Письмо должно было прийти с дневной почтой. Миссис Симмингтон, видимо, забрала его из почтового ящика, прочла и затем, в состоянии сильного возбуждения, взяла глиняный флакон, в котором держали цианид для уничтожения осиных гнезд, растворила таблетку в воде и выпила, написав лишь несколько взволнованных слов: «Я не смогу…»
Оуэн Гриффитс дал медицинское заключение и отстаивал то мнение, которое уже излагал нам, – о состоянии нервов миссис Симмингтон и о ее психической неустойчивости. Коронер был учтив и осмотрителен. Он говорил с горечью, осуждая людей, которые пишут такие подлости в анонимных письмах. Кто бы их ни написал, это безнравственно, и отправивший письмо несет моральную ответственность за убийство, сказал коронер. Он выразил надежду, что полиция скоро отыщет преступника и примет против него или нее меры. Подобный трусливый и подлый поступок заслуживает наказания по всей строгости закона.
Под руководством коронера присяжные вынесли неизбежный вердикт: самоубийство в результате временного умопомешательства.
Коронер сделал все, что мог, и Оуэн Гриффитс тоже, но чуть позже я, зажатый в толпе возбужденных деревенских женщин, услышал свистящий шепот, с ненавистью произносящий уже хорошо знакомые мне слова: «Не бывает дыма без огня, вот что я говорю!» и «Что-то в этом непременно есть. Иначе она ни за что бы не сделала этого…»
На какой-то момент я возненавидел весь Лимсток и всех этих сплетничающих женщин.

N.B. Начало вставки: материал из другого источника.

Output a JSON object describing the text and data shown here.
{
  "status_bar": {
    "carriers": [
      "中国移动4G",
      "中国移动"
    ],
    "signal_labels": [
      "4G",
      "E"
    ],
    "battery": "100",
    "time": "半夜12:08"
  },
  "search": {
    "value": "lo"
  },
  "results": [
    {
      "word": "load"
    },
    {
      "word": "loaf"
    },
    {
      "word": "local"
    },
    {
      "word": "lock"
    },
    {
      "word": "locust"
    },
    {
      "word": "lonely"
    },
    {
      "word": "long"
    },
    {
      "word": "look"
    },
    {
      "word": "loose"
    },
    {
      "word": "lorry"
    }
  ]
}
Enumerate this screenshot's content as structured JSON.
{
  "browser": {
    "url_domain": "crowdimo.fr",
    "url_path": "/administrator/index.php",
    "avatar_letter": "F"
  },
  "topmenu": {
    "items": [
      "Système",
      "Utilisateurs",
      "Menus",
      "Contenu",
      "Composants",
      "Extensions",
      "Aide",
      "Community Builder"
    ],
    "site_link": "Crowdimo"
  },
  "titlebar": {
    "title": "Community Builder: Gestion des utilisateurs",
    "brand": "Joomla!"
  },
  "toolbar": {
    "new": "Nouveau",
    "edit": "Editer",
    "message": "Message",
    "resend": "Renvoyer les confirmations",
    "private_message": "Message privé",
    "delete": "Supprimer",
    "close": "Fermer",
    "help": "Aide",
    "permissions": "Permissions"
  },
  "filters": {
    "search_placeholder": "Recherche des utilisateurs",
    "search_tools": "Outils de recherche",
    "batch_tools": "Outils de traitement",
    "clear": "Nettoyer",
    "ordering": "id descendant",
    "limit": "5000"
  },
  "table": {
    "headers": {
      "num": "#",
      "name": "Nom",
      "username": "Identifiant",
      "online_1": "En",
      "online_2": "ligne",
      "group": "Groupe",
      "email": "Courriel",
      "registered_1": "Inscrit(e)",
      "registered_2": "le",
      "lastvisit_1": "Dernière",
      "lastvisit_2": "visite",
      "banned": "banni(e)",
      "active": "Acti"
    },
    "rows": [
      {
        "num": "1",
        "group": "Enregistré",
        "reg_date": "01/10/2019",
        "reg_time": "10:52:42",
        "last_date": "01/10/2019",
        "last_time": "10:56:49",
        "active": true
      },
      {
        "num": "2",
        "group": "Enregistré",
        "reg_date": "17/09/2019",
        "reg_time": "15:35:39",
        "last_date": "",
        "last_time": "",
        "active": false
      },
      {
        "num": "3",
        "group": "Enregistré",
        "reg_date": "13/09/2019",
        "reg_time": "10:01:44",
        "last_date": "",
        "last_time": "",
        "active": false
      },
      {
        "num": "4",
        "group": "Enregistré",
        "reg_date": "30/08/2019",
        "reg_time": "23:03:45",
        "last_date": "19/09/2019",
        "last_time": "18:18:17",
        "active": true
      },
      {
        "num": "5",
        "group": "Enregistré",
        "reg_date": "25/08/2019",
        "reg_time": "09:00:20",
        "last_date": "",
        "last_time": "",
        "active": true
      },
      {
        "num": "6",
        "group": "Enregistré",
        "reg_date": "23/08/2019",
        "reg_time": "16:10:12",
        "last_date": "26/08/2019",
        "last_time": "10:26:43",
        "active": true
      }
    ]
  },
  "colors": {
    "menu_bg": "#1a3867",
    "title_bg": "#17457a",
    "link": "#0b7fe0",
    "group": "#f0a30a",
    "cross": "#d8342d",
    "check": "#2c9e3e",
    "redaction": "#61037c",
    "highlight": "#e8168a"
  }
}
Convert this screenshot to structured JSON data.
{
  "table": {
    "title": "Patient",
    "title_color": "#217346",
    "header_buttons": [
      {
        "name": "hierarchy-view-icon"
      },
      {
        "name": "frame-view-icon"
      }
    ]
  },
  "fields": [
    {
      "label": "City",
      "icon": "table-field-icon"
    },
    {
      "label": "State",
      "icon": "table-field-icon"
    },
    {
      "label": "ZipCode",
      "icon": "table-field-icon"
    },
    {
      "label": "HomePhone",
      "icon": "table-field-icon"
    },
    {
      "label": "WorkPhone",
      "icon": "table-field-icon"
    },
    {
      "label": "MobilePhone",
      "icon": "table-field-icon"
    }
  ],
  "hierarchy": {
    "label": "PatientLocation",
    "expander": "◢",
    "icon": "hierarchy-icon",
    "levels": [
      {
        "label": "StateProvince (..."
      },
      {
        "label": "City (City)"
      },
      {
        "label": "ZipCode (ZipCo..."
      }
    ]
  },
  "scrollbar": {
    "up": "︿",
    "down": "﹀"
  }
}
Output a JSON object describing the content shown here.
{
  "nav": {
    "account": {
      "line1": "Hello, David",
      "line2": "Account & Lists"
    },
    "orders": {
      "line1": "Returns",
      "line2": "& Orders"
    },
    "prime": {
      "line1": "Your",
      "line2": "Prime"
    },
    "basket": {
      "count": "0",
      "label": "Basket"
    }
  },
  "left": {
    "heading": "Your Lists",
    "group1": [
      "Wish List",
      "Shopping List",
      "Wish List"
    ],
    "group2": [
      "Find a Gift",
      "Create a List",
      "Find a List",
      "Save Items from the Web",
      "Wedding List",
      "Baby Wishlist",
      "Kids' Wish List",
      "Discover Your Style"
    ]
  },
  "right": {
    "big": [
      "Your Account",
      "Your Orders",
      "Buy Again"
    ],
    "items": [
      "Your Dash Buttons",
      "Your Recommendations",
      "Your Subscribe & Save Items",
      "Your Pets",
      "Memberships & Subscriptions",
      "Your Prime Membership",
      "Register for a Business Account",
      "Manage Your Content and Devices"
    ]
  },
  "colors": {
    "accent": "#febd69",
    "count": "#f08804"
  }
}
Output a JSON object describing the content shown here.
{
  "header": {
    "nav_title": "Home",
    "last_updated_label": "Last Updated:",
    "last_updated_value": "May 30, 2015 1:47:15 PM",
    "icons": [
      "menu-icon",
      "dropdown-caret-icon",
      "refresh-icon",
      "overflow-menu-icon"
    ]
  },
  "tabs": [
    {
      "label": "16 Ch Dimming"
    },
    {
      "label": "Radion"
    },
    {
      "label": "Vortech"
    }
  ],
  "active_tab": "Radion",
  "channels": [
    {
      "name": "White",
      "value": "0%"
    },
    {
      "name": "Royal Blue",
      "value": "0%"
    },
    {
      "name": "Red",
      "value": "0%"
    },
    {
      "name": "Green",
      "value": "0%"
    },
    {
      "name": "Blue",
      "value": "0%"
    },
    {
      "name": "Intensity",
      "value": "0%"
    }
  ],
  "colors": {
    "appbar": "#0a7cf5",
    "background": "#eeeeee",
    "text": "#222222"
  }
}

Когда мы вышли наружу, Айми Гриффитс сказала значительно:
– Ну вот и все. Не везет Дику Симмингтону, трудно все это вынести. Хотела бы я знать, есть ли у него какие-нибудь подозрения.
Я был поражен.
– Но вы же слышали, как он говорил, и очень горячо, что в этом лживом письме нет ни слова правды?
– Конечно, он сказал так. Совершенно верно. Мужчина должен защищать свою жену. И Дик будет защищать. – Она помолчала и затем объяснила: – Видите ли, я знаю Дика Симмингтона очень давно.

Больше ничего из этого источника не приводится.